The children were *really* excellent listeners today. We had a great discussion and they had lots of interesting ideas and a lot of patience for delving into these abstractions. Kudos to the kids -- if you have a boy in my academic class (like I do) you should give that boy a pat on the back, because the attention span and respectfulness was really great. Not that it's normally bad, but today it was really good.

Henna: Today we learned about the henna plant, how henna dye is made, and how artists decorate people's hands and feet with intricate designs and motifs. We took a look at some pattern and design books and then each designed our own henna tattoos by tracing our hands onto paper and then decorating them. I face-painted this "practice" henna tattoo with washable face paint. The one they get next week will not be as big or complicated as the one they got this week.
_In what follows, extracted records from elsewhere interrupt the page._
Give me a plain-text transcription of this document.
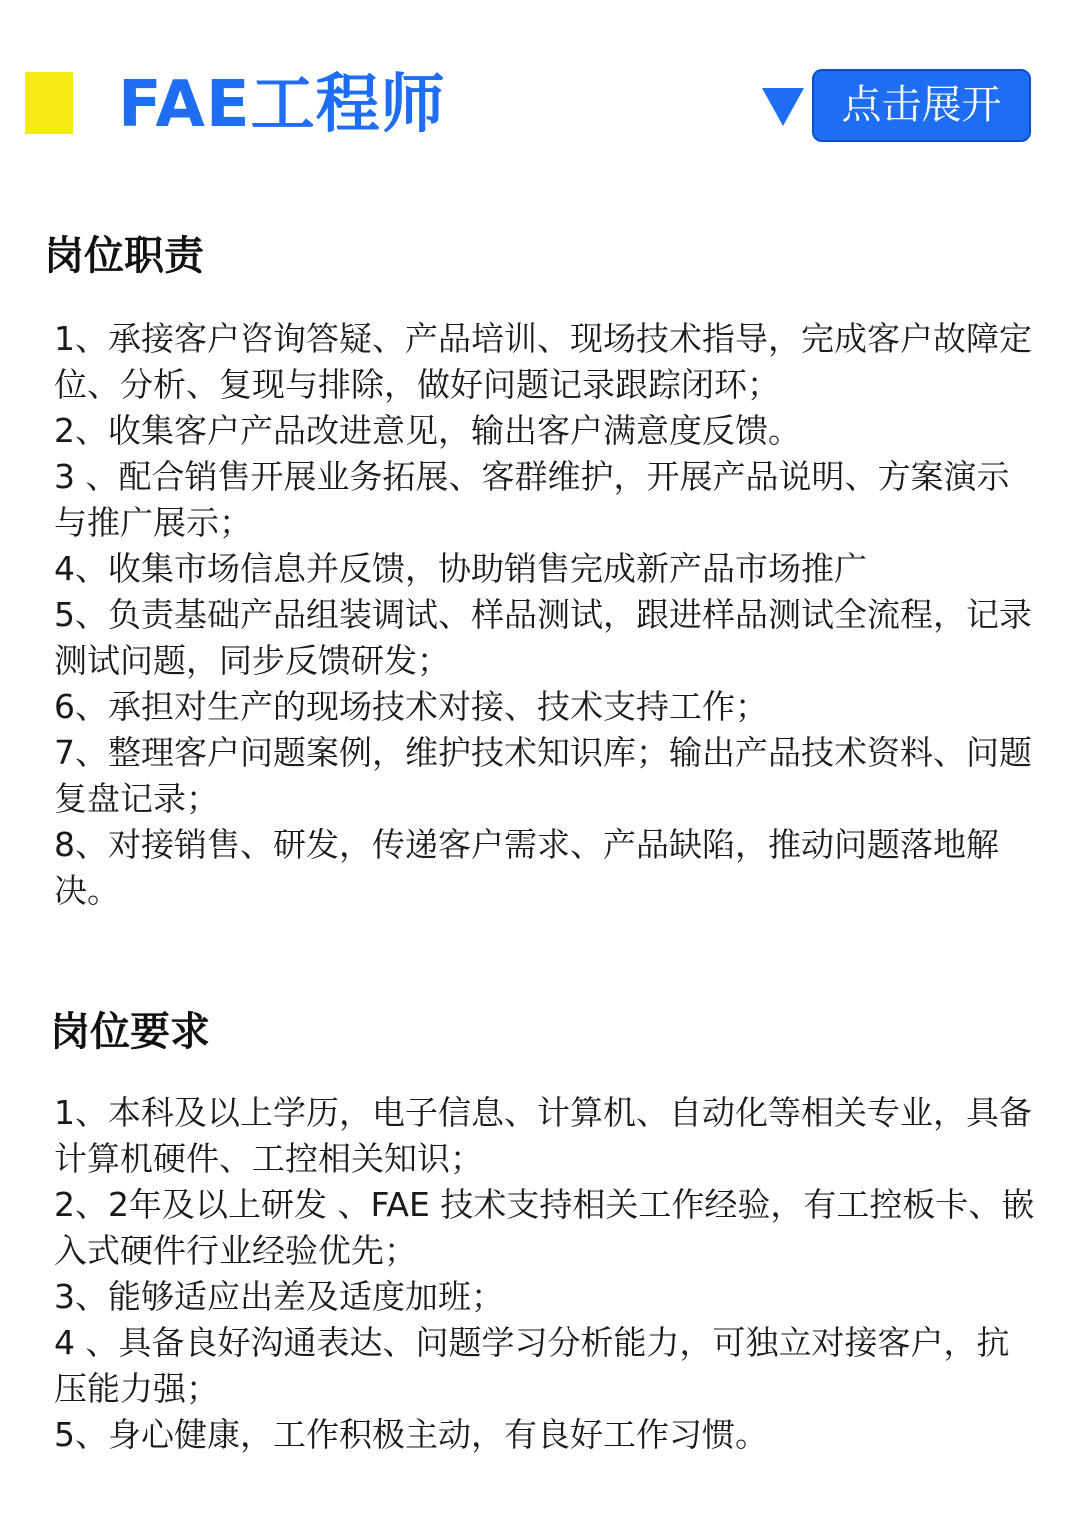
FAE工程师	点击展开
岗位职责
1、承接客户咨询答疑、产品培训、现场技术指导，完成客户故障定位、分析、复现与排除，做好问题记录跟踪闭环；
2、收集客户产品改进意见，输出客户满意度反馈。
3 、配合销售开展业务拓展、客群维护，开展产品说明、方案演示与推广展示；
4、收集市场信息并反馈，协助销售完成新产品市场推广
5、负责基础产品组装调试、样品测试，跟进样品测试全流程，记录测试问题，同步反馈研发；
6、承担对生产的现场技术对接、技术支持工作；
7、整理客户问题案例，维护技术知识库；输出产品技术资料、问题复盘记录；
8、对接销售、研发，传递客户需求、产品缺陷，推动问题落地解决。
岗位要求
1、本科及以上学历，电子信息、计算机、自动化等相关专业，具备计算机硬件、工控相关知识；
2、2年及以上研发 、FAE 技术支持相关工作经验，有工控板卡、嵌入式硬件行业经验优先；
3、能够适应出差及适度加班；
4 、具备良好沟通表达、问题学习分析能力，可独立对接客户，抗压能力强；
5、身心健康，工作积极主动，有良好工作习惯。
Song and Dance: We sang our usual songs and danced our usual dances. The enrichment class kids are really coming along on their memorization. The academic class kids should be working on all of "If" and "Mandalay" and the enrichment class kids should work on the first two stanzas of each. "The Beaches of Lukannon" does not need to be memorized. It's not a famous poem or anything, just fun to sing and it comes from the story "The White Seal."

Assignment: The fast facts are about henna. The story for next week is "Tiger! Tiger!" We are going to be doing real actual henna in class next week. Please let me know if it is okay to henna your child. We will be doing a small tattoo on the back of one hand. It is a semi-permanent tattoo -- it will flake off with the stained skin cells, so how long it lasts depends on how much and how vigorously you wash your hands. So, if you have an event coming up for which they need untattooed hands, you can tell us to put it somewhere less noticeable. The henna paste will dry on the skin, and needs to stay on for as long as possible. It will feel like a dry scab and the kids will just brush it off when they don't want to wait any more.
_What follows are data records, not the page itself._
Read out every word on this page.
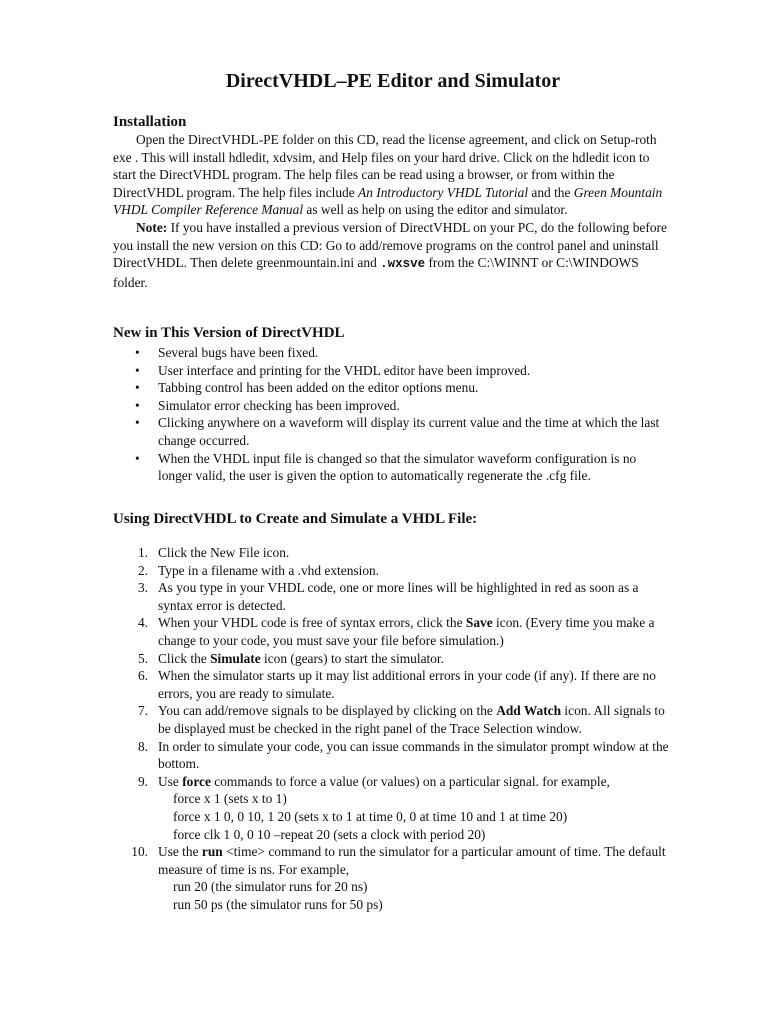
DirectVHDL–PE Editor and Simulator
Installation

Open the DirectVHDL-PE folder on this CD, read the license agreement, and click on Setup-roth exe . This will install hdledit, xdvsim, and Help files on your hard drive. Click on the hdledit icon to start the DirectVHDL program. The help files can be read using a browser, or from within the DirectVHDL program. The help files include An Introductory VHDL Tutorial and the Green Mountain VHDL Compiler Reference Manual as well as help on using the editor and simulator.

Note: If you have installed a previous version of DirectVHDL on your PC, do the following before you install the new version on this CD: Go to add/remove programs on the control panel and uninstall DirectVHDL. Then delete greenmountain.ini and .wxsve from the C:\WINNT or C:\WINDOWS folder.

New in This Version of DirectVHDL
• Several bugs have been fixed.
• User interface and printing for the VHDL editor have been improved.
• Tabbing control has been added on the editor options menu.
• Simulator error checking has been improved.
• Clicking anywhere on a waveform will display its current value and the time at which the last change occurred.
• When the VHDL input file is changed so that the simulator waveform configuration is no longer valid, the user is given the option to automatically regenerate the .cfg file.
Using DirectVHDL to Create and Simulate a VHDL File:
1. Click the New File icon.
2. Type in a filename with a .vhd extension.
3. As you type in your VHDL code, one or more lines will be highlighted in red as soon as a syntax error is detected.
4. When your VHDL code is free of syntax errors, click the Save icon. (Every time you make a change to your code, you must save your file before simulation.)
5. Click the Simulate icon (gears) to start the simulator.
6. When the simulator starts up it may list additional errors in your code (if any). If there are no errors, you are ready to simulate.
7. You can add/remove signals to be displayed by clicking on the Add Watch icon. All signals to be displayed must be checked in the right panel of the Trace Selection window.
8. In order to simulate your code, you can issue commands in the simulator prompt window at the bottom.
9. Use force commands to force a value (or values) on a particular signal. for example,
force x 1 (sets x to 1)
force x 1 0, 0 10, 1 20 (sets x to 1 at time 0, 0 at time 10 and 1 at time 20)
force clk 1 0, 0 10 –repeat 20 (sets a clock with period 20)
10. Use the run <time> command to run the simulator for a particular amount of time. The default measure of time is ns. For example,
run 20 (the simulator runs for 20 ns)
run 50 ps (the simulator runs for 50 ps)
I need your permission to use henna stain on your child -- if I don't hear from you that it's okay, we will do them with face paint again. I have two special guests coming to help me henna: Sarah's big sister Ashleigh and Miranda's mom Ms Deva. Should be fun!

Note: The children and I were disappointed that the Bhangra dancers did not make it to class to do their demo. I had an email when I got home from the troup leader's girlfriend saying he had gotten in a car accident that morning on the way to class, and was in the hospital. Please keep them in your thoughts and I will keep you updated as to how he is doing!